Le ministre n’avait pas besoin d’en dire davantage. Il suffit de mettre en place tous les morceaux du puzzle pour deviner qui, parmi les forces politiques libanaises, a intérêt aujourd’hui à provoquer un chaos dans le pays, en poussant l’acharnement contre les banques jusqu’à mettre en danger l’ordre public. Bassam Maalaoui a été intransigeant sur ce point, en prenant le temps d’expliquer aux déposants dans sa conférence de presse, qu’ils se laissent exploiter et que les braquages desservent principalement leurs compatriotes qui sont dans la même situation qu’eux mais qui n’auront pas la possibilité d’avoir accès à leurs fonds, par les voies légales, le jour où les banques seront à court de devises.

Toute la journée vendredi, le Liban a vibré au rythme des nouvelles et des rumeurs successives sur des braquages de banques. Jusque tard dans la journée, les forces de l’ordre parlementaient avec des preneurs d’otages dans quatre établissements principalement, dont la Lebanon & Gulf Bank à Ramlet el-Bayda. Au moins six banques avaient été prises d’assaut. À 19h, le braqueur Jawad Slim qui réclamait 50 000 dollars a fini par en obtenir 15 000 qu’il a remis à son frère avant de se rendre aux forces de l’ordre, au bout de six heures de négociations.

Les hold-ups ont commencé le matin. La première banque ciblée a été la Byblos Bank à Ghaziyeh, au Liban-Sud. Un déposant de la famille Korkomaz et son fils, tous deux armés de revolvers, ont obtenu par la force 19.200 dollars après une brève prise d’otages et des menaces de s’immoler par le feu.
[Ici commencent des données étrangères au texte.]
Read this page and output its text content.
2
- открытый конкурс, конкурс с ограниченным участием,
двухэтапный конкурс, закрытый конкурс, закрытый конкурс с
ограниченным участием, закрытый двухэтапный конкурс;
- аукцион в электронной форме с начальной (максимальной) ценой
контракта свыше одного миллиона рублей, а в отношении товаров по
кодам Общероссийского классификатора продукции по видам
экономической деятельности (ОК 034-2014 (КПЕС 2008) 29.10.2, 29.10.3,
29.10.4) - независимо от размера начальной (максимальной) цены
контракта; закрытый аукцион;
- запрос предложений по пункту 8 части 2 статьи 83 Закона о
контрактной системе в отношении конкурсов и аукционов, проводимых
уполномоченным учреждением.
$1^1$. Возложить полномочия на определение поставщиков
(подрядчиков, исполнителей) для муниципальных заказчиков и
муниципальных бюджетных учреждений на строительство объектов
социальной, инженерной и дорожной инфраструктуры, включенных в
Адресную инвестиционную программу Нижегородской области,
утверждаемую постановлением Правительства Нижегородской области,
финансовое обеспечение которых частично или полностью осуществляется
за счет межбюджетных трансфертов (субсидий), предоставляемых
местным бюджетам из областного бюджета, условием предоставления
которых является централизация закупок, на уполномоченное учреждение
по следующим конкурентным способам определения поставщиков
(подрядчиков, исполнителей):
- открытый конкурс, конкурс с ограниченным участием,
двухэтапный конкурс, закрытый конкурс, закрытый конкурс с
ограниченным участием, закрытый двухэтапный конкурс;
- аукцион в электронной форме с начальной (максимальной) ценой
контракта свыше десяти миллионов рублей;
Ils se sont ensuite rendus aux forces de l’ordre.

Deux heures plus tard, c’est au tour de la branche de la Blom Bank à Tarik-el-Jdidé à Beyrouth, d’être prise d’assaut également par un déposant armé, qui exigeait d’avoir toute son épargne.

La branche de la Lebanon & Gulf Bank à Ramlet el-Bayda a été par la suite attaquée par Jawad Slim, armé d’un fusil de chasse, et qui réclamait 50.000 dollars, alors que selon la chaîne locale MTV, 10.000 dollars seulement étaient disponibles dans la caisse. Au même moment, la Blom Bank à Verdun, la Banque libano-française, à Kafaat, à la périphérie de la banlieue-sud de Beyrouth, étaient également prises d’assaut. Un peu plus tard, c’est la Bank Med à Chhim dans l’Iqlim el-Kharroub, qui était attaquée par un officier des Forces de sécurité intérieure, Karim Serhal. Ce dernier réclamait, sous la menace d’une arme, l’ensemble de son épargne. Il devait l’obtenir en soirée avant de se livrer à la police.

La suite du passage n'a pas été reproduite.